Published January, 2009

Campbell v. State, 2009 WL 2025344 (Tex. App. 2009)

In 2006, an HIV-positive man, Campbell, was convicted of assault when he allegedly became confrontational and spat on a police officer's eyes and mouth during an arrest. The officer did not test positive for HIV. Because the Campbell's saliva was considered a possible means of transmitting HIV, his charges were elevated to assault with a "deadly weapon" and he was later sentenced to 35 years in prison.


Campbell's 2009 appeal presented the Court of Appeals of Texas with an opportunity to revisit whether or not the saliva of an HIV positive person could be considered a "deadly weapon." In 1992, the same court upheld the conviction of an HIV positive man for attempted murder when he spit on a prison guard, allegedly believing that his saliva could kill the guard. See, generally Weeks v. State, 834 S.W.2d 559 (Tex. Ct. App. 1992). Unfortunately because in both Weeks and Campbell, the state medical witness testified, in the absence of scientific evidence, that there was a theoretical possibility of HIV transmission through saliva the convictions were upheld.

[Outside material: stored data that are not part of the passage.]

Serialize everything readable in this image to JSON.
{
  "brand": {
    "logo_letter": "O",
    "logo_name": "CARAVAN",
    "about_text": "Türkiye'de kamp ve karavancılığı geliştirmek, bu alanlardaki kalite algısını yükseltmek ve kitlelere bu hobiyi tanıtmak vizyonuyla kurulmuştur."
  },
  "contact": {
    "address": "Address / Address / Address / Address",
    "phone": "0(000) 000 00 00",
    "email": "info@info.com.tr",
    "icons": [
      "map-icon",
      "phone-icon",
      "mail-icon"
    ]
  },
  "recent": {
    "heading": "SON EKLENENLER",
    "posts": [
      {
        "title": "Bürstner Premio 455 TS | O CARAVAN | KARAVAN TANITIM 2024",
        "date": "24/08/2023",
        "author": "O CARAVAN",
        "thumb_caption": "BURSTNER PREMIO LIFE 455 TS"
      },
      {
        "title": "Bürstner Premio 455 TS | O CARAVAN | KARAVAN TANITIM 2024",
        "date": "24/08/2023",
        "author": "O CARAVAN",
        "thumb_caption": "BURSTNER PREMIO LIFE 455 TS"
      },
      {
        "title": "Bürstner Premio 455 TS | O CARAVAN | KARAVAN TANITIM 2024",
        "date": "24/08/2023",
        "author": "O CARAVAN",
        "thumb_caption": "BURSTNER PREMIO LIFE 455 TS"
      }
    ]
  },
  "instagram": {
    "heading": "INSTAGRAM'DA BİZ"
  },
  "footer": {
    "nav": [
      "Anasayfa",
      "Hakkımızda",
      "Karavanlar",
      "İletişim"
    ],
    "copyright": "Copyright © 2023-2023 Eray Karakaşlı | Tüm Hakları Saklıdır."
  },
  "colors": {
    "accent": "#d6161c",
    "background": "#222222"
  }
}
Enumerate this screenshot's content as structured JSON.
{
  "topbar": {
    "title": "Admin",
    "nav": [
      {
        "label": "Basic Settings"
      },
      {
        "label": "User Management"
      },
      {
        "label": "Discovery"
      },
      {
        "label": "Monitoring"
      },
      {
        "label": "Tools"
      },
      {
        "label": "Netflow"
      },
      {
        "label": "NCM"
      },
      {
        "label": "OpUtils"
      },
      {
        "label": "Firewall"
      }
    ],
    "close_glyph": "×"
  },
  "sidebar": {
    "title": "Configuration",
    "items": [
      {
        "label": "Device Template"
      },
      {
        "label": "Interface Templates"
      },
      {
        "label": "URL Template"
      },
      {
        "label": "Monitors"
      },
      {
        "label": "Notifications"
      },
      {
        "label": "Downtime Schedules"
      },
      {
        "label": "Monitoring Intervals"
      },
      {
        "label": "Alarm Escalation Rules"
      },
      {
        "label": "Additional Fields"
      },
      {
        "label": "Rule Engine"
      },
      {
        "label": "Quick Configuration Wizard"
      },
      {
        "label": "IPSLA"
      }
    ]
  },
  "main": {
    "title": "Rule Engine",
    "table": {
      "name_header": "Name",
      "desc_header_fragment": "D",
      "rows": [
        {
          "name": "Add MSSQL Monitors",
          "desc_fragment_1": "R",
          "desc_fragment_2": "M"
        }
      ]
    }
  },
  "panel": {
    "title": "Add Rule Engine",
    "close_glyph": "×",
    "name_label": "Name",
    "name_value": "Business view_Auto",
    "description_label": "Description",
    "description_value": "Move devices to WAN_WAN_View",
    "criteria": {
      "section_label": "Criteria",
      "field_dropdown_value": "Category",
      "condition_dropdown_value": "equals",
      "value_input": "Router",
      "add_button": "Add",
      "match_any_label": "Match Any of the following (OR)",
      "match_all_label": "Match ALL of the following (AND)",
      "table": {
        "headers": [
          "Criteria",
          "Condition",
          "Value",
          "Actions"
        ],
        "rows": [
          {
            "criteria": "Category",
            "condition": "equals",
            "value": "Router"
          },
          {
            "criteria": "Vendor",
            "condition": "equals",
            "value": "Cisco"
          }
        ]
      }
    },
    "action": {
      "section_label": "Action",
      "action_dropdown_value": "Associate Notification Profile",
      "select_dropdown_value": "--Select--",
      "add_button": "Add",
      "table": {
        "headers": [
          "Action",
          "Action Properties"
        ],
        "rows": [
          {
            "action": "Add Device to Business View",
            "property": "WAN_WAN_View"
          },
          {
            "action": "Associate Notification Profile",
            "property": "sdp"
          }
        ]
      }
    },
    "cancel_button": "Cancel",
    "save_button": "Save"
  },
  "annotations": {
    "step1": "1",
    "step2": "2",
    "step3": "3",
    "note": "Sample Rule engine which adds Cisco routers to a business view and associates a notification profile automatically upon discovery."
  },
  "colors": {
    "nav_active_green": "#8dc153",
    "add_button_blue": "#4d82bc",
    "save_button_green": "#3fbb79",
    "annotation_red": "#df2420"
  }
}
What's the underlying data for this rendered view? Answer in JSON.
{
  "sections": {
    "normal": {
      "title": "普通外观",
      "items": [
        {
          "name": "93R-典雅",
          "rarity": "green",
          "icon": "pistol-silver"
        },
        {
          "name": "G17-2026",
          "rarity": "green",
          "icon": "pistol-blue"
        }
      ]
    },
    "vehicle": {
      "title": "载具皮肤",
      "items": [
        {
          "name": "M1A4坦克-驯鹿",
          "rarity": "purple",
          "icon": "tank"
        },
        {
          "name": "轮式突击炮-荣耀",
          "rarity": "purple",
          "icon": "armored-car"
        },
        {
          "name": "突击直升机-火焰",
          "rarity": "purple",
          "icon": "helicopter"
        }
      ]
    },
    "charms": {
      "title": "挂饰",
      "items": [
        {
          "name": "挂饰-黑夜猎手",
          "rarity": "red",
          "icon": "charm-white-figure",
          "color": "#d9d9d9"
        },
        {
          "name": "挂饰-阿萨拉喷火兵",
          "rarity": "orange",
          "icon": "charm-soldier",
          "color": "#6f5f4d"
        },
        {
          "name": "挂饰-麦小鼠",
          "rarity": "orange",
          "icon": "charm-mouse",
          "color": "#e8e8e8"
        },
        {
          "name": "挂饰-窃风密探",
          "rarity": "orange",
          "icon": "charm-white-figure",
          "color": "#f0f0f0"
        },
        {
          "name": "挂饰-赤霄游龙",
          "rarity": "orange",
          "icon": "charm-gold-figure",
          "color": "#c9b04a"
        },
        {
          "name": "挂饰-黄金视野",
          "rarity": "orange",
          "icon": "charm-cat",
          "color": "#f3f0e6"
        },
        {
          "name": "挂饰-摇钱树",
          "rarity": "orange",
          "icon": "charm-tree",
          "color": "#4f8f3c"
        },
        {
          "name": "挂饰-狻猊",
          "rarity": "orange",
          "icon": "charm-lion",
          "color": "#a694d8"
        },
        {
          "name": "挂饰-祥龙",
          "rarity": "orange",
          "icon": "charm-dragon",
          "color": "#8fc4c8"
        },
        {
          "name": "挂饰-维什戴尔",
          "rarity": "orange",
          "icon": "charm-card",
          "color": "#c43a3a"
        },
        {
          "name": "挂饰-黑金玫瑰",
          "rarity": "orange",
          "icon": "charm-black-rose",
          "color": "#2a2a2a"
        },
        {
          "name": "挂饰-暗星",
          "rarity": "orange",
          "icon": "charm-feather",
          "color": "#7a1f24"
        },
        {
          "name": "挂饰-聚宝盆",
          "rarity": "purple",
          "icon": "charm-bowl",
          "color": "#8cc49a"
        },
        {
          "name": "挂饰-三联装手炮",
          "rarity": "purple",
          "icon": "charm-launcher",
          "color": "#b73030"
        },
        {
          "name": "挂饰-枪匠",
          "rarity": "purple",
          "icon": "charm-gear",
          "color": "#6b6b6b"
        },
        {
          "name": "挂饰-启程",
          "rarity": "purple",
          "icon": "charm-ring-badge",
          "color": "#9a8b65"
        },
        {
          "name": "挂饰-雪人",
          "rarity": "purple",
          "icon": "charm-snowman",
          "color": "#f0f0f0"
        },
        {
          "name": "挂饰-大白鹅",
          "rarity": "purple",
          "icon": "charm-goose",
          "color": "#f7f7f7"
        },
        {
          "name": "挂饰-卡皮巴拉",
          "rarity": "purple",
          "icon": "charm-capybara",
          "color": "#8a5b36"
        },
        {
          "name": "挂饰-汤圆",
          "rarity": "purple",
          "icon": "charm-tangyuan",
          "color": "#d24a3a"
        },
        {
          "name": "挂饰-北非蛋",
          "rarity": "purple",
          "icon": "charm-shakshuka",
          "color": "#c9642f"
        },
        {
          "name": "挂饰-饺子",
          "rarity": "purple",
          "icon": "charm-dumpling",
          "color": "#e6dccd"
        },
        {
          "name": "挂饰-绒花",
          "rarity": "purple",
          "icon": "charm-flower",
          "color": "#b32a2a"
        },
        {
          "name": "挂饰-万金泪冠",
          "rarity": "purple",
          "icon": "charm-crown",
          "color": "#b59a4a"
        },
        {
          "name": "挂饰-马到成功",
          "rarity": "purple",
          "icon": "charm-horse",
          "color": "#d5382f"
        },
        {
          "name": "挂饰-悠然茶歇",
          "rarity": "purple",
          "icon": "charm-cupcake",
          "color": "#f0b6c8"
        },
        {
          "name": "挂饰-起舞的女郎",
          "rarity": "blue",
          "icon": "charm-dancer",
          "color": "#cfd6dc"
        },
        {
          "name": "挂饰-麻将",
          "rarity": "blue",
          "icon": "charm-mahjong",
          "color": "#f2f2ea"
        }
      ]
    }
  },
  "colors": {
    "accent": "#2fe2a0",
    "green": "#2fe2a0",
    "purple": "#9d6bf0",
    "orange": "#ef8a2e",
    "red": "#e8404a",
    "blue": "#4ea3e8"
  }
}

Campbell's conviction was affirmed despite the fact that no officers involved in the altercation contracted HIV and despite the fact that spit or spit containing blood has never been documented to transmit HIV. His case speaks to a need for health officials, medical witnesses, and the Centers for Disease Control to more clearly and explicitly spell out how HIV is, and is not, transmitted, making clear that HIV transmission could rarely if ever occur in the absence of a deposit in a person's blood stream of significant amounts of HIV-infected blood from an individual with a measurable viral load. on how HIV is transmitted. The lack of a clear statement concerning the impossibility of HIV transmission through saliva has perpetuated uninformed public perceptions and discourse over the disease and its transmission and fed the stigma affecting HIV-positive persons.